Developed by researchers at the University of Michigan Health System, the Mi-Prostate Score test detects three separate biomarkers associated with prostate cancer in urine samples from men.
The current standard prostate cancer screening test looks for one biomarker, the prostate-specific antigen, or PSA, in blood samples.
The MiPS test was developed in part to address the roughly 1 million men a year who are initially diagnosed with prostate cancer, often as a result of an elevated PSA test result, but who are found not to have cancer during a subsequent prostate biopsy.
In addition, although an elevated PSA test result indicates prostate enlargement, that enlarged tissue is not necessarily cancerous.
“Many more men have elevated PSA than actually have cancer, but it can be difficult to determine this without biopsy,” said Scott Tomlins, assistant professor of pathology and urology at the University of Michigan. Tomlins developed the MiPS in collaboration with Arul Chinnaiyan, the S.P. Hicks Endowed Professor of Pathology and Professor of Pathology and Urology at the University of Michigan Medical School.
The MiPS test in based on a 2005 discovery by Chinnaiyan’s lab of a genetic anomaly that can be detected in about half of the men with prostate cancer. In the defect a pair of genes, known as T2 and ERG, switch places on a chromosome and fuse together.
The University of Michigan holds a patent on the detection of gene fusion in prostate cancer that lists Chinnaiyan and Tomlins as co-inventors.
In addition, the use of the technology has been licensed to Hologic, a company based in Bedford, Mass., that develops diagnostic and medical imaging systems. Chinnaiyan has been a consultant to Hologic.
MiPS not only tests for PSA and the T2:ERG fusion marker but also a third biomarker, PCA3.
The PCA3 gene is only found in prostate tissue and is overexpressed by cancerous prostate tissue.

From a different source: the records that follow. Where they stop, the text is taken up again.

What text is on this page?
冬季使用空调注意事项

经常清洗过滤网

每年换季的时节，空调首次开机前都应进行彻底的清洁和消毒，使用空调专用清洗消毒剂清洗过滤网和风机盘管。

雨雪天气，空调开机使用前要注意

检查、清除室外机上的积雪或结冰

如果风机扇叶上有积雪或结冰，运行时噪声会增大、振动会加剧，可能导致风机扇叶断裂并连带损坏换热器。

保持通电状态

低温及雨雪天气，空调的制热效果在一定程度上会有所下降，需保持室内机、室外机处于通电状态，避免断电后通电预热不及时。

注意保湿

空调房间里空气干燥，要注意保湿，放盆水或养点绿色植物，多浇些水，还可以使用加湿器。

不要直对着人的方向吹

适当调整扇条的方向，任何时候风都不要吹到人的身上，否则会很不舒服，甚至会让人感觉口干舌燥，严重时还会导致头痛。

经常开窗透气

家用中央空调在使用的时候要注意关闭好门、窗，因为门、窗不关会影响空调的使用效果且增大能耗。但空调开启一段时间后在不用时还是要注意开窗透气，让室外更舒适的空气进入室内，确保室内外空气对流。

Chinnaiyan and Tomlins say the test also predicts risk for having an aggressive tumor, helping doctors and patients make decisions about whether to wait and monitor test levels or undergo an immediate biopsy.
“This combination test is not designed to say definitively at diagnosis whether a man has aggressive prostate cancer, but it can provide a more accurate estimate of the likelihood of having cancer and the likelihood of that cancer being aggressive,” Tomlins said.